Lo mismo que abrazar libera y relaja de tensiones, también compromete. Implica una apuesta por el otro. Tanta proximidad no deja indiferente. Me doy cuenta de que cuando abrazo de verdad me comprometo a caminar con el otro por los senderos de su mundo interior. Por eso, para que el abrazo sea terapéutico, ha de ser sincero, ha de estar en consonancia con lo que realmente se siente y no una formalidad.

En todo caso, el significado total del abrazo nos trasciende; es difícil conocer y manejar todo lo que se mueve en nosotros en él. Paul Ricoeur lo diría así: cuando dos personas se abrazan, no saben lo que hacen; no saben lo que quieren; no saben  lo que buscan; no saben lo que encuentran.

Acariciar

Así también, apretarse las manos, acariciar, es una experiencia que levanta el ánimo, reconstruye a la persona, sobre todo si en las manos está el corazón.

Me gusta recordar que San Camilo de Lelis, experto en la atención en el sufrimiento, les decía a sus compañeros hace cuatro siglos: "más corazón en esas manos, hermanos". Y es que las manos, el contacto corporal, tienen mucho poder cuando en ellas está puesto el corazón tierna y entrañablemente.

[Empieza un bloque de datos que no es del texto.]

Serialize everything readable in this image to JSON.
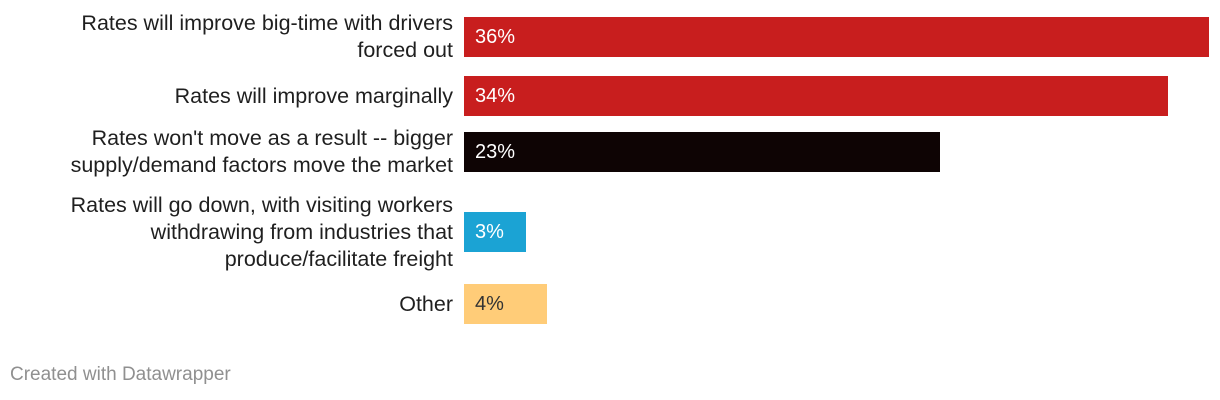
{
  "chart_data": {
    "type": "bar",
    "orientation": "horizontal",
    "categories": [
      [
        "Rates will improve big-time with drivers",
        "forced out"
      ],
      [
        "Rates will improve marginally"
      ],
      [
        "Rates won't move as a result -- bigger",
        "supply/demand factors move the market"
      ],
      [
        "Rates will go down, with visiting workers",
        "withdrawing from industries that",
        "produce/facilitate freight"
      ],
      [
        "Other"
      ]
    ],
    "values": [
      36,
      34,
      23,
      3,
      4
    ],
    "value_labels": [
      "36%",
      "34%",
      "23%",
      "3%",
      "4%"
    ],
    "colors": [
      "#c81e1e",
      "#c81e1e",
      "#0e0404",
      "#1ba3d4",
      "#ffcc78"
    ],
    "value_label_colors": [
      "#ffffff",
      "#ffffff",
      "#ffffff",
      "#ffffff",
      "#333333"
    ],
    "xlim": [
      0,
      36
    ],
    "unit": "%",
    "legend": "none",
    "grid": false
  },
  "footer": {
    "credit": "Created with Datawrapper"
  }
}
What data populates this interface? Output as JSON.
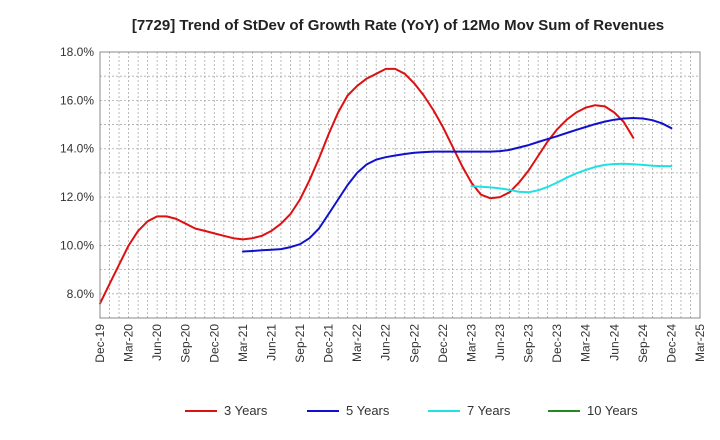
{
  "chart_data": {
    "type": "line",
    "title": "[7729]  Trend of StDev of Growth Rate (YoY) of 12Mo Mov Sum of Revenues",
    "xlabel": "",
    "ylabel": "",
    "ylim": [
      7.0,
      18.0
    ],
    "y_ticks": [
      8.0,
      10.0,
      12.0,
      14.0,
      16.0,
      18.0
    ],
    "y_tick_labels": [
      "8.0%",
      "10.0%",
      "12.0%",
      "14.0%",
      "16.0%",
      "18.0%"
    ],
    "x_tick_labels": [
      "Dec-19",
      "Mar-20",
      "Jun-20",
      "Sep-20",
      "Dec-20",
      "Mar-21",
      "Jun-21",
      "Sep-21",
      "Dec-21",
      "Mar-22",
      "Jun-22",
      "Sep-22",
      "Dec-22",
      "Mar-23",
      "Jun-23",
      "Sep-23",
      "Dec-23",
      "Mar-24",
      "Jun-24",
      "Sep-24",
      "Dec-24",
      "Mar-25"
    ],
    "grid": true,
    "legend_position": "bottom",
    "series": [
      {
        "name": "3 Years",
        "color": "#dd1111",
        "start_month": 0,
        "values": [
          7.6,
          8.4,
          9.2,
          10.0,
          10.6,
          11.0,
          11.2,
          11.2,
          11.1,
          10.9,
          10.7,
          10.6,
          10.5,
          10.4,
          10.3,
          10.25,
          10.3,
          10.4,
          10.6,
          10.9,
          11.3,
          11.9,
          12.7,
          13.6,
          14.6,
          15.5,
          16.2,
          16.6,
          16.9,
          17.1,
          17.3,
          17.3,
          17.1,
          16.7,
          16.2,
          15.6,
          14.9,
          14.1,
          13.3,
          12.6,
          12.1,
          11.95,
          12.0,
          12.2,
          12.6,
          13.1,
          13.7,
          14.3,
          14.8,
          15.2,
          15.5,
          15.7,
          15.8,
          15.75,
          15.5,
          15.1,
          14.45
        ]
      },
      {
        "name": "5 Years",
        "color": "#1111cc",
        "start_month": 15,
        "values": [
          9.75,
          9.77,
          9.8,
          9.82,
          9.85,
          9.93,
          10.05,
          10.3,
          10.7,
          11.3,
          11.9,
          12.5,
          13.0,
          13.35,
          13.55,
          13.65,
          13.72,
          13.78,
          13.83,
          13.86,
          13.88,
          13.88,
          13.88,
          13.88,
          13.88,
          13.88,
          13.88,
          13.9,
          13.95,
          14.05,
          14.15,
          14.28,
          14.4,
          14.52,
          14.65,
          14.78,
          14.9,
          15.02,
          15.12,
          15.2,
          15.25,
          15.27,
          15.25,
          15.18,
          15.05,
          14.85
        ]
      },
      {
        "name": "7 Years",
        "color": "#22e0e0",
        "start_month": 39,
        "values": [
          12.45,
          12.43,
          12.4,
          12.36,
          12.3,
          12.22,
          12.2,
          12.28,
          12.42,
          12.6,
          12.8,
          12.98,
          13.12,
          13.25,
          13.33,
          13.37,
          13.38,
          13.36,
          13.33,
          13.3,
          13.28,
          13.28
        ]
      },
      {
        "name": "10 Years",
        "color": "#228822",
        "start_month": 0,
        "values": []
      }
    ]
  }
}
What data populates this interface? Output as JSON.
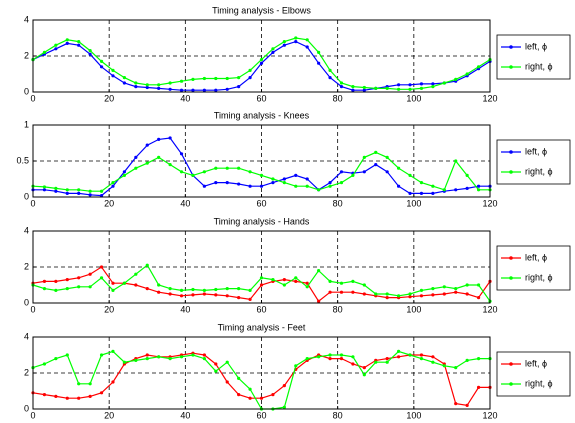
{
  "chart_data": [
    {
      "type": "line",
      "title": "Timing analysis - Elbows",
      "x": [
        0,
        3,
        6,
        9,
        12,
        15,
        18,
        21,
        24,
        27,
        30,
        33,
        36,
        39,
        42,
        45,
        48,
        51,
        54,
        57,
        60,
        63,
        66,
        69,
        72,
        75,
        78,
        81,
        84,
        87,
        90,
        93,
        96,
        99,
        102,
        105,
        108,
        111,
        114,
        117,
        120
      ],
      "series": [
        {
          "name": "left, ϕ",
          "color": "#0000ff",
          "values": [
            1.8,
            2.1,
            2.4,
            2.7,
            2.6,
            2.1,
            1.4,
            0.9,
            0.5,
            0.3,
            0.25,
            0.2,
            0.15,
            0.1,
            0.1,
            0.1,
            0.1,
            0.15,
            0.3,
            0.8,
            1.6,
            2.2,
            2.6,
            2.8,
            2.5,
            1.6,
            0.8,
            0.3,
            0.1,
            0.1,
            0.2,
            0.3,
            0.4,
            0.4,
            0.45,
            0.45,
            0.5,
            0.6,
            0.9,
            1.3,
            1.7
          ]
        },
        {
          "name": "right, ϕ",
          "color": "#00ff00",
          "values": [
            1.8,
            2.2,
            2.6,
            2.9,
            2.8,
            2.3,
            1.7,
            1.2,
            0.8,
            0.5,
            0.4,
            0.4,
            0.5,
            0.6,
            0.7,
            0.75,
            0.75,
            0.75,
            0.8,
            1.2,
            1.8,
            2.4,
            2.8,
            3.0,
            2.9,
            2.2,
            1.2,
            0.5,
            0.3,
            0.25,
            0.2,
            0.2,
            0.15,
            0.15,
            0.2,
            0.3,
            0.5,
            0.7,
            1.0,
            1.4,
            1.8
          ]
        }
      ],
      "xlim": [
        0,
        120
      ],
      "ylim": [
        0,
        4
      ],
      "xticks": [
        0,
        20,
        40,
        60,
        80,
        100,
        120
      ],
      "yticks": [
        0,
        2,
        4
      ],
      "grid": true,
      "legend": "right"
    },
    {
      "type": "line",
      "title": "Timing analysis - Knees",
      "x": [
        0,
        3,
        6,
        9,
        12,
        15,
        18,
        21,
        24,
        27,
        30,
        33,
        36,
        39,
        42,
        45,
        48,
        51,
        54,
        57,
        60,
        63,
        66,
        69,
        72,
        75,
        78,
        81,
        84,
        87,
        90,
        93,
        96,
        99,
        102,
        105,
        108,
        111,
        114,
        117,
        120
      ],
      "series": [
        {
          "name": "left, ϕ",
          "color": "#0000ff",
          "values": [
            0.1,
            0.1,
            0.08,
            0.05,
            0.05,
            0.03,
            0.02,
            0.15,
            0.35,
            0.55,
            0.72,
            0.8,
            0.82,
            0.6,
            0.3,
            0.15,
            0.2,
            0.2,
            0.18,
            0.15,
            0.15,
            0.2,
            0.25,
            0.3,
            0.25,
            0.1,
            0.2,
            0.35,
            0.33,
            0.35,
            0.45,
            0.35,
            0.15,
            0.05,
            0.05,
            0.05,
            0.08,
            0.1,
            0.12,
            0.15,
            0.15
          ]
        },
        {
          "name": "right, ϕ",
          "color": "#00ff00",
          "values": [
            0.15,
            0.14,
            0.12,
            0.1,
            0.1,
            0.08,
            0.08,
            0.2,
            0.3,
            0.4,
            0.47,
            0.55,
            0.45,
            0.35,
            0.3,
            0.35,
            0.4,
            0.4,
            0.4,
            0.35,
            0.3,
            0.25,
            0.2,
            0.15,
            0.15,
            0.1,
            0.15,
            0.2,
            0.3,
            0.55,
            0.62,
            0.55,
            0.4,
            0.3,
            0.2,
            0.15,
            0.1,
            0.5,
            0.3,
            0.1,
            0.1
          ]
        }
      ],
      "xlim": [
        0,
        120
      ],
      "ylim": [
        0,
        1
      ],
      "xticks": [
        0,
        20,
        40,
        60,
        80,
        100,
        120
      ],
      "yticks": [
        0,
        0.5,
        1
      ],
      "grid": true,
      "legend": "right"
    },
    {
      "type": "line",
      "title": "Timing analysis - Hands",
      "x": [
        0,
        3,
        6,
        9,
        12,
        15,
        18,
        21,
        24,
        27,
        30,
        33,
        36,
        39,
        42,
        45,
        48,
        51,
        54,
        57,
        60,
        63,
        66,
        69,
        72,
        75,
        78,
        81,
        84,
        87,
        90,
        93,
        96,
        99,
        102,
        105,
        108,
        111,
        114,
        117,
        120
      ],
      "series": [
        {
          "name": "left, ϕ",
          "color": "#ff0000",
          "values": [
            1.1,
            1.2,
            1.2,
            1.3,
            1.4,
            1.6,
            2.0,
            1.1,
            1.1,
            1.0,
            0.8,
            0.6,
            0.5,
            0.4,
            0.45,
            0.5,
            0.45,
            0.4,
            0.3,
            0.2,
            1.0,
            1.2,
            1.3,
            1.2,
            1.1,
            0.1,
            0.6,
            0.6,
            0.6,
            0.5,
            0.4,
            0.3,
            0.3,
            0.35,
            0.4,
            0.45,
            0.5,
            0.6,
            0.5,
            0.3,
            1.2
          ]
        },
        {
          "name": "right, ϕ",
          "color": "#00ff00",
          "values": [
            1.0,
            0.8,
            0.7,
            0.8,
            0.9,
            0.9,
            1.4,
            0.7,
            1.1,
            1.6,
            2.1,
            1.0,
            0.8,
            0.7,
            0.75,
            0.7,
            0.75,
            0.8,
            0.8,
            0.7,
            1.4,
            1.3,
            1.0,
            1.4,
            0.9,
            1.8,
            1.2,
            1.1,
            1.2,
            1.0,
            0.5,
            0.5,
            0.4,
            0.5,
            0.7,
            0.8,
            0.9,
            0.8,
            1.0,
            1.0,
            0.1
          ]
        }
      ],
      "xlim": [
        0,
        120
      ],
      "ylim": [
        0,
        4
      ],
      "xticks": [
        0,
        20,
        40,
        60,
        80,
        100,
        120
      ],
      "yticks": [
        0,
        2,
        4
      ],
      "grid": true,
      "legend": "right"
    },
    {
      "type": "line",
      "title": "Timing analysis - Feet",
      "x": [
        0,
        3,
        6,
        9,
        12,
        15,
        18,
        21,
        24,
        27,
        30,
        33,
        36,
        39,
        42,
        45,
        48,
        51,
        54,
        57,
        60,
        63,
        66,
        69,
        72,
        75,
        78,
        81,
        84,
        87,
        90,
        93,
        96,
        99,
        102,
        105,
        108,
        111,
        114,
        117,
        120
      ],
      "series": [
        {
          "name": "left, ϕ",
          "color": "#ff0000",
          "values": [
            0.9,
            0.8,
            0.7,
            0.6,
            0.6,
            0.7,
            0.9,
            1.5,
            2.5,
            2.8,
            3.0,
            2.9,
            2.9,
            3.0,
            3.1,
            3.0,
            2.5,
            1.5,
            0.8,
            0.6,
            0.6,
            0.8,
            1.3,
            2.2,
            2.7,
            3.0,
            2.8,
            2.8,
            2.5,
            2.3,
            2.7,
            2.8,
            2.9,
            3.0,
            3.0,
            2.9,
            2.5,
            0.3,
            0.2,
            1.2,
            1.2
          ]
        },
        {
          "name": "right, ϕ",
          "color": "#00ff00",
          "values": [
            2.3,
            2.5,
            2.8,
            3.0,
            1.4,
            1.4,
            3.0,
            3.2,
            2.6,
            2.7,
            2.8,
            2.9,
            2.8,
            2.9,
            3.0,
            2.8,
            2.1,
            2.6,
            1.7,
            1.1,
            0.0,
            0.0,
            0.1,
            2.4,
            2.8,
            2.9,
            3.0,
            3.0,
            2.9,
            1.9,
            2.6,
            2.6,
            3.2,
            3.0,
            2.8,
            2.6,
            2.4,
            2.3,
            2.7,
            2.8,
            2.8
          ]
        }
      ],
      "xlim": [
        0,
        120
      ],
      "ylim": [
        0,
        4
      ],
      "xticks": [
        0,
        20,
        40,
        60,
        80,
        100,
        120
      ],
      "yticks": [
        0,
        2,
        4
      ],
      "grid": true,
      "legend": "right"
    }
  ]
}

Acariciar, tocar en medio del sufrimiento –sobre todo cuando éste es intenso y sus manifestaciones visibles- permite licencias que no se dan en otros contextos. Aquí la caricia está llena de significado solidario, de comunicación generosa, de libertad y compromiso.

Quien sabe acariciar comunica ternura; sabe de la dureza de la vida y le pone blandura; conoce el peso del sufrimiento y recoge y alivia parte de él; sabe de la incomprensibilidad absoluta de la elaboración personal y única de la experiencia ajena y entrega una dosis de comprensión concreta; entiende de soledades y suaviza el desierto con presencia.

Besar

También besar humaniza la relación. No se puede hacer en todo momento ni en cualquier contexto. Si el beso es dado sinceramente y no como pura formalidad, es también un compromiso de proximidad.

Quien besa de verdad, quien con sus labios toca (¡cuántos besos dados al aire!) la piel de otra persona, comunica calor, comunica aprecio, comunica aceptación, expresa familiaridad y confianza. Quien toca con sus labios la carne de otra persona, se aproxima a ella y en ella se encarna. Acepta la tarea de no escaparse por el mero ámbito de la racionalidad y mantenerse con los pies en tierra, en la realidad asumida en que cada uno se encuentra.

El beso, además de al aire, insulso, intangible y frío, puede ser también traidor. Este es justamente el contrario a aquél que se da en medio del compromiso recíproco por aceptar, apoyar, aproximar y decidir entrar con familiaridad en la extrañeza de la otra persona.

Quizás el significado del abrazo más fuerte, de la caricia más suave y del beso más tierno pueda ponerse todo junto en una mirada envolvente, serena y entrañable que –sin escapar de nada- sostenga a quien –como yo mismo- se reconoce y vive en la fragilidad.